Questi fenomeni di astinenza hanno un nucleo comune in una sindrome vegetativa con ansia, tensione, tremori, ipertensione, crampi muscolari, sudorazione e nei casi più gravi anche sindromi confusionali con aspetti cognitivi e neurologici. Tale presentazione, variabile da soggetto a soggetto e da sostanza a sostanza, ha un nucleo comune a tutte le astinenze dall’alcool agli oppiacei alle benzodiazepine in particolare tra i farmaci psicotropi e declinazioni diverse a secondo della sostanza.

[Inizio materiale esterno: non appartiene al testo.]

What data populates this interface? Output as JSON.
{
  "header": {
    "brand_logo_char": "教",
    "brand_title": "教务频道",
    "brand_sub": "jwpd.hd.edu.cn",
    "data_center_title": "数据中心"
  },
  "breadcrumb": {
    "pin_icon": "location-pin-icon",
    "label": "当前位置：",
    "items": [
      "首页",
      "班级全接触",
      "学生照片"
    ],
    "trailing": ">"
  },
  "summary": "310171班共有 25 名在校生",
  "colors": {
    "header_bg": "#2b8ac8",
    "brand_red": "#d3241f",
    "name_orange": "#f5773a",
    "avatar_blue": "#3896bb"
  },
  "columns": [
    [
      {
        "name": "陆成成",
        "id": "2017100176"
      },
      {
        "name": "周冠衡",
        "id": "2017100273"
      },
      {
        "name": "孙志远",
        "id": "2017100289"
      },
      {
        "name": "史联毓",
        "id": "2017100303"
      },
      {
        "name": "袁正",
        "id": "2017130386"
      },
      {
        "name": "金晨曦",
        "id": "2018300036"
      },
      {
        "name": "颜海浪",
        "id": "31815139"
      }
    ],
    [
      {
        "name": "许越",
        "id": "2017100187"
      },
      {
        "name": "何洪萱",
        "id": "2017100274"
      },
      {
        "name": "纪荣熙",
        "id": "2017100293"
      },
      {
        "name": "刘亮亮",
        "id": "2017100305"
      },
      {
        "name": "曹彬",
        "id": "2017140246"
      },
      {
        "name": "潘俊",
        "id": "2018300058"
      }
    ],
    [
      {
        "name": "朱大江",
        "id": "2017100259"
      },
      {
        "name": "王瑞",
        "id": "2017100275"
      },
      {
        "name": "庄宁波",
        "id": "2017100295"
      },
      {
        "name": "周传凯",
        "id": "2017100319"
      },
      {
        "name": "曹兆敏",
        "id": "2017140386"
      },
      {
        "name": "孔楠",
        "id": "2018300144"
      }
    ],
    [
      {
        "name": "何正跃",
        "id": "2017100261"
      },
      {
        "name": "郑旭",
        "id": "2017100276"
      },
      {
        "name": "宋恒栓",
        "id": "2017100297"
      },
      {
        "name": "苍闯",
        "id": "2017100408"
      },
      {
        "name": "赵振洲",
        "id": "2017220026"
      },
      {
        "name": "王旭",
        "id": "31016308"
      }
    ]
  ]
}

“Esistono poi rarissimi casi di sindromi causate dalla sospensione brusca come la sindrome serotoninergica per gli antidepressivi, con peculiare attività sulla serotonina e la sindrome neurolettica maligna da sospensione di antipsicotici che costituiscono, nei casi più gravi, un’emergenza in cui il quadro clinico talvolta deve essere gestito con supporto medico ospedaliero per le conseguenze fisiche che possono avere”, aggiunge il Professore. 
 

Come evitare l’effetto rebound 

L’unico modo di evitare l’effetto rebound è quello di non smettere il farmaco improvvisamente o troppo velocemente. Il trattamento principale messo di solito in atto è proprio il ripristino del farmaco interrotto. 

“Se questo non può essere ripristinato per altri motivi, ciascuna classe o addirittura talvolta ciascuna molecola farmacologica ha delle strategie specifiche di trattamento. Questo è però un terreno in cui chi non ha delle competenze specialistiche non si deve muovere da solo.

Il trattamento del rebound, così come l’assunzione iniziale e la sospensione di sostanze psicotrope, deve sempre passare attraverso uno specialista” conclude Cavallaro.